When Daly was first brought on, his task was to design the installation for the permanent collection on the second floor. And then the scope broadened: Redo the other gallery spaces so the art now “owns the second floor,” according to Mack’s charge. And tackle the rotunda. Then she asked, “Do you do cafés?” What about lighting, the classrooms? Evans and Schmidt architects had already completed the plotting of the building’s footprint and floor plan, so all those elements were in place, but Daly’s role kept expanding to consult on other bits and pieces, such as “by the way, there’s a garden in the back; we need to address that.” The miniatures gallery was a particularly fun challenge, resulting in Daly creating custom rotating display trays allowing 350-some pieces of this collection—the third largest in the country—to be exhibited at one time. “This is as important as anything in the museum,” says Daly of the miniatures. “There’s as much art here as in the Main Gallery.”

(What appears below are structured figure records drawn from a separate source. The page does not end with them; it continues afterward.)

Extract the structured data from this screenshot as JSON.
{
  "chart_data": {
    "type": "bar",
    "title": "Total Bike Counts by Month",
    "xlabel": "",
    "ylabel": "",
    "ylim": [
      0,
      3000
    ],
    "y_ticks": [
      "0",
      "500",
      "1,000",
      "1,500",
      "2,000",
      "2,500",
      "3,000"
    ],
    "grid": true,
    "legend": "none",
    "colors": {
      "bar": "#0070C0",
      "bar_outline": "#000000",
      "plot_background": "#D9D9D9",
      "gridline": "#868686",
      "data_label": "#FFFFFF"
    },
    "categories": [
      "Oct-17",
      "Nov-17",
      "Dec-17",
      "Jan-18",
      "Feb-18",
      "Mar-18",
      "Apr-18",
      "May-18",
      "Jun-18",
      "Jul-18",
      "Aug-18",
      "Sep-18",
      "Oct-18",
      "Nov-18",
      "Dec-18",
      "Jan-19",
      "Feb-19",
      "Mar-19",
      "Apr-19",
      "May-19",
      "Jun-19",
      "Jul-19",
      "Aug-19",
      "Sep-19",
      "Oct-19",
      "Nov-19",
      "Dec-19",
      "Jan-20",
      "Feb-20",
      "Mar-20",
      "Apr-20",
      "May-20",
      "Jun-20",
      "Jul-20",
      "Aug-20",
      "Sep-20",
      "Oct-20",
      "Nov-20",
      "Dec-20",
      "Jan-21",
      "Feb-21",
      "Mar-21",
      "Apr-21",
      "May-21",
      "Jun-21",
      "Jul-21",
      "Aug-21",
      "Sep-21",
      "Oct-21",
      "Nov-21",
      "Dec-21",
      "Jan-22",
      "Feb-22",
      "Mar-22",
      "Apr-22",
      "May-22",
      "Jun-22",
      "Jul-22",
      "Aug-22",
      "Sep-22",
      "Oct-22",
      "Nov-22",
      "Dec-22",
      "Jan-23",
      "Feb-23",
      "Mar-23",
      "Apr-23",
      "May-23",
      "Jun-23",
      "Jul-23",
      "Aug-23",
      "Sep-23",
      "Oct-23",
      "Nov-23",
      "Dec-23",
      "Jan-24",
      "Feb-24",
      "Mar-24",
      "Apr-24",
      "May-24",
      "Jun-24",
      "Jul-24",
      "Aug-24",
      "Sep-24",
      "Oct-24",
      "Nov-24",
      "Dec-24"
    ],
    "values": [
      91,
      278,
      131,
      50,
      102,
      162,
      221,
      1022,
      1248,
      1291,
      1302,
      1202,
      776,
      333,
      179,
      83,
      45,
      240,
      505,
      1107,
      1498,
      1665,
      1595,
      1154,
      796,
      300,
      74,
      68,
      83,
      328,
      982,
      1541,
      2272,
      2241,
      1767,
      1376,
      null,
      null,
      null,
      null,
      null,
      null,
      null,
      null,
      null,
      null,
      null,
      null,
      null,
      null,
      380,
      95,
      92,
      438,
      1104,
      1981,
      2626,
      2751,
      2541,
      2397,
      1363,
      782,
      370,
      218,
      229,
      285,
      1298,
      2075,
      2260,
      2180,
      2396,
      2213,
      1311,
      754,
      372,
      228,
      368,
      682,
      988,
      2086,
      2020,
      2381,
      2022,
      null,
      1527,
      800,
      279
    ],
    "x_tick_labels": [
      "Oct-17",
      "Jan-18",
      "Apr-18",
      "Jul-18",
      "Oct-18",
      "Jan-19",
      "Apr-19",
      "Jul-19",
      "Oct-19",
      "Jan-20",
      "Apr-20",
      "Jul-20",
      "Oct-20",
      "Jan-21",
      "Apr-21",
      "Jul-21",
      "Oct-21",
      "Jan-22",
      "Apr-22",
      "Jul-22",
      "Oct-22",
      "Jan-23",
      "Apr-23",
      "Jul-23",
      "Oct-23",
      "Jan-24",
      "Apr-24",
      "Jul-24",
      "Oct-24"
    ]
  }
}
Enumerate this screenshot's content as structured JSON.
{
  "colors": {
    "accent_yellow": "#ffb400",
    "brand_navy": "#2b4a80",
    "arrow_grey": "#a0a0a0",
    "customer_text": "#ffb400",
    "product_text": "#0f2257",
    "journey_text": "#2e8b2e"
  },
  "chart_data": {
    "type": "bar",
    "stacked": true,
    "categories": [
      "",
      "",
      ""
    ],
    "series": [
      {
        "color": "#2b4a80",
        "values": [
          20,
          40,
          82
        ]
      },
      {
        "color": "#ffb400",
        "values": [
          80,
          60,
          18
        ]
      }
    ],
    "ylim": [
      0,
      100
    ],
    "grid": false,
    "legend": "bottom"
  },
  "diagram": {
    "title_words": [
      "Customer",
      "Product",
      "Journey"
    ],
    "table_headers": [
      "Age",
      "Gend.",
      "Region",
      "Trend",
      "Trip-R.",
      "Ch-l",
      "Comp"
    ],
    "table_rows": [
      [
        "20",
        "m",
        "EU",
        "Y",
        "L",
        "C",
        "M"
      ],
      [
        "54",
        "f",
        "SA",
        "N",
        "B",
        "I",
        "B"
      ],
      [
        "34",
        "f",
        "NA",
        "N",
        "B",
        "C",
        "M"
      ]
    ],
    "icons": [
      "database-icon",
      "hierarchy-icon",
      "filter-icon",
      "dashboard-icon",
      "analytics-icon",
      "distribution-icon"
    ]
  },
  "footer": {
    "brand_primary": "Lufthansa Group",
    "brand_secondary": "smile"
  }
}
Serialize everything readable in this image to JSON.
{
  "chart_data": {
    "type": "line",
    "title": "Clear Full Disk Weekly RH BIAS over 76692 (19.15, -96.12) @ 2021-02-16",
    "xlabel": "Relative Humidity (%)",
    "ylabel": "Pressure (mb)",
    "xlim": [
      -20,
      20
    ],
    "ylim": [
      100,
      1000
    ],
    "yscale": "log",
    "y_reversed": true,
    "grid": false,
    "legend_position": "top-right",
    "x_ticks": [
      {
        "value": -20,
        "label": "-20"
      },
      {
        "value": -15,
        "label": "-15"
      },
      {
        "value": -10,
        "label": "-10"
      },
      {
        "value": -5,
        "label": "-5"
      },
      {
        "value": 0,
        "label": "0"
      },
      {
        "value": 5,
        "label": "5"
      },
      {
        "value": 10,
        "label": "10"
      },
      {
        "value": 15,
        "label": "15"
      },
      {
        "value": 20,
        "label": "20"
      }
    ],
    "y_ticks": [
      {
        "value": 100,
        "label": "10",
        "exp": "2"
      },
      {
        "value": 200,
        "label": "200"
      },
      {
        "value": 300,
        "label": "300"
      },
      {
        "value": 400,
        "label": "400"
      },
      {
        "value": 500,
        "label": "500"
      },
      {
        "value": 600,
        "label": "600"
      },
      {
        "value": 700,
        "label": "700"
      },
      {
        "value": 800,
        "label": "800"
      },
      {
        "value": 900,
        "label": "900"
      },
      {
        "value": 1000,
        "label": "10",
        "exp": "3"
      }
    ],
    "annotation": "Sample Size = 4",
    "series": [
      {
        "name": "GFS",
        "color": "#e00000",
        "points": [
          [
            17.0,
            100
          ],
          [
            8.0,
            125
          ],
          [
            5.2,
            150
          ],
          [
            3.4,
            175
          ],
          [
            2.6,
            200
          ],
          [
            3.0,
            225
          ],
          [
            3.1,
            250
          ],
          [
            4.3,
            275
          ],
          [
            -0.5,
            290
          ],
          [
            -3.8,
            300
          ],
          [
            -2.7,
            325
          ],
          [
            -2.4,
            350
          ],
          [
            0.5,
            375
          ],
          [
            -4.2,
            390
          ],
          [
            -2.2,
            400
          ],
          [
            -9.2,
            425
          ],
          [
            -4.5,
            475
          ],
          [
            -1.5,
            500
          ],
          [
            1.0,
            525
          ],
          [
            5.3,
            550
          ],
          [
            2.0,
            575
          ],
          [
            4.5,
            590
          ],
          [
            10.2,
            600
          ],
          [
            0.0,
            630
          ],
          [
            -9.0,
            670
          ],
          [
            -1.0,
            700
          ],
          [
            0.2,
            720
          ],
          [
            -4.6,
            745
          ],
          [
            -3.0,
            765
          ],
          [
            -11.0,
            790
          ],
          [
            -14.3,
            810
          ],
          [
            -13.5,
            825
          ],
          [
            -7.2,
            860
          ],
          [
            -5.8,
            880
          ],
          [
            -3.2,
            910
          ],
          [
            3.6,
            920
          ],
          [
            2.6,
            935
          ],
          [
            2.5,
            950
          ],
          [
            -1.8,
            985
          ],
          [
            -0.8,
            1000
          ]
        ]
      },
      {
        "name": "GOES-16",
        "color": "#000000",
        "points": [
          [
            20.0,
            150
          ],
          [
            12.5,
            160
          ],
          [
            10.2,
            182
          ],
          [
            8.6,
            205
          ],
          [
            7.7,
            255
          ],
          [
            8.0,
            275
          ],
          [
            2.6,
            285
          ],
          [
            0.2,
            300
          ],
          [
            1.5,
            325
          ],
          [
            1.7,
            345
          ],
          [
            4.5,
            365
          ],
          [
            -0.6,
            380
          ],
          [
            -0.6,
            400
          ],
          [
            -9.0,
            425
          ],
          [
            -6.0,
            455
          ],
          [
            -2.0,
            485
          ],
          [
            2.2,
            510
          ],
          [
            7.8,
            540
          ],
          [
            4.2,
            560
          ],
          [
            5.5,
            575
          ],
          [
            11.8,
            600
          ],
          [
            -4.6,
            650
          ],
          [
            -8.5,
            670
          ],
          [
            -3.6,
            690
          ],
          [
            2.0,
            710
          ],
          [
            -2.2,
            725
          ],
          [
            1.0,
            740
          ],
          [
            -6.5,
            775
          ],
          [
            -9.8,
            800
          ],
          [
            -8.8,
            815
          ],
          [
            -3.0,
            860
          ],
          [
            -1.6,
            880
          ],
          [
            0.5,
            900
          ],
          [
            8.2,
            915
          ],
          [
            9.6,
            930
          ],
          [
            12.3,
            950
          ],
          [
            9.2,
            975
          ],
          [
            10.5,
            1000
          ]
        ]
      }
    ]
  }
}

The task of reinventing the Gibbes has struck a nostalgic chord for Daly, bringing him full circle in his career. “This takes me back to my roots at a small regional museum. As soon as I got my first job at the State Museum in Albany, I fell madly in love with museums,” recalls Daly. “I love that the Gibbes has this ‘I think I can, I think I can’ conviction, this amazing spirit and will stemming back to 1857. The art community in Charleston really had its act together; they were serious about having a real art museum, and God bless Mr. Gibbes who gave the money to build it,” Daly adds. “This was the very first art museum in the South. It deserves every bit of prestige and grandeur. It’s a place that’s really worth it.”